За эти нескончаемые часы, что я провела сидя по-турецки на крышке рояля посреди океана, я полностью утратила всякое ощущение времени, я не помнила больше ни кто я такая, ни откуда родом, ни как оказалась верхом на рояле в открытом море в компании лишь бессмысленно улыбающегося плюшевого медведя и пары чаек. Поэтому я совсем не удивилась – ибо во сне мало чему удивляешься, – когда вода неподалеку от рояля вдруг забурлила и вспенилась и из морских глубин возникло странное видение. Я не могла понять, что это такое.

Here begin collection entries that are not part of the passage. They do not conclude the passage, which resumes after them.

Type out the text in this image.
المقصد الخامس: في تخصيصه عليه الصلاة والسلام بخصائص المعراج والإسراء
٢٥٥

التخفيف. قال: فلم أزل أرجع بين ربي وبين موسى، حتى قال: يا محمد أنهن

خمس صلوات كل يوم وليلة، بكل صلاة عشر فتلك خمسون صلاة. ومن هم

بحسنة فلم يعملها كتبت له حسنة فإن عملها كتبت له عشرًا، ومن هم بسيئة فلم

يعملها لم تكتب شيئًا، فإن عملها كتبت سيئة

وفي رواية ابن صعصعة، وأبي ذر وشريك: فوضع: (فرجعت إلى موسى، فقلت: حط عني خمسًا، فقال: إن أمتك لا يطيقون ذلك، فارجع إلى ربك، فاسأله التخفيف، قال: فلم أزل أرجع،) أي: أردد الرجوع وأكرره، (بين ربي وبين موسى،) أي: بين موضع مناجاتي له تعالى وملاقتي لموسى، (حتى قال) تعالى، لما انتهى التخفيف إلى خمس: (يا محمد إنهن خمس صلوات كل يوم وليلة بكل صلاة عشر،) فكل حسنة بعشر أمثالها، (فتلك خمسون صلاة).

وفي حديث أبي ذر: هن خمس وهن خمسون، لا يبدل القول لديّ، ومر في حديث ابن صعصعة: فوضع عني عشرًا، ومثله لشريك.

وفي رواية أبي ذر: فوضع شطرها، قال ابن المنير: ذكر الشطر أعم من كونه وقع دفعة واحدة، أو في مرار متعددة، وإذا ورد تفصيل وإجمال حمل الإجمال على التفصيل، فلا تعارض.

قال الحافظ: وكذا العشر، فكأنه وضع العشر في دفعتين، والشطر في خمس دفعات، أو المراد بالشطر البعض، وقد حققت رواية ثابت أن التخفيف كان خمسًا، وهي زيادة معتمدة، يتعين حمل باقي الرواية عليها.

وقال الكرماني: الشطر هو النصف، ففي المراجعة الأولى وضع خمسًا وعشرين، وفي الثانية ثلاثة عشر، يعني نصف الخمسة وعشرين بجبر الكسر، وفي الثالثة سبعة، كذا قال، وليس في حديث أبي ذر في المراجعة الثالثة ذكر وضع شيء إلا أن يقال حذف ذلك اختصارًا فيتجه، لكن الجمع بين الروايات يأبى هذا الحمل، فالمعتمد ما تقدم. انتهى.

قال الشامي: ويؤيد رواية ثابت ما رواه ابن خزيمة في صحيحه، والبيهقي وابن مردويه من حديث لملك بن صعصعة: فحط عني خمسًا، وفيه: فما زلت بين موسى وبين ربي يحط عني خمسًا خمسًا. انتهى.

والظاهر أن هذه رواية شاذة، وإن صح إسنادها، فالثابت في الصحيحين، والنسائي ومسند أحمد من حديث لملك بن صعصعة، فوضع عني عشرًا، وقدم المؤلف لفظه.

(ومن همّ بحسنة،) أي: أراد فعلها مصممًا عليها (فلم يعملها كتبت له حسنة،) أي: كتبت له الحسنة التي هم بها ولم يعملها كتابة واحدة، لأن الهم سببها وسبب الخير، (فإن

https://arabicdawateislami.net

Сперва я подумала, что это, наверное, кит приплыл посмотреть на меня, удивленный ничуть не менее моего тем, что посреди океана плавает рояль. Как и большинство китов, он походил формой на великанский огурец, с каждой минутой становившийся все больше и длиннее. Медленно и неумолимо он выступал из моря, и с его блестящих боков пеленой стекала вода. Он поднял волну, и мой рояль все сильнее качался и ходил ходуном. Решив, что он в любую минуту может пойти ко дну, я бросилась на крышку ничком и вцепилась в плюшевого мишку, который почему-то стал для меня важнее самой жизни, пытаясь пальцами ног удержаться о глянцевую поверхность и затормозить, чтобы не съехать в море.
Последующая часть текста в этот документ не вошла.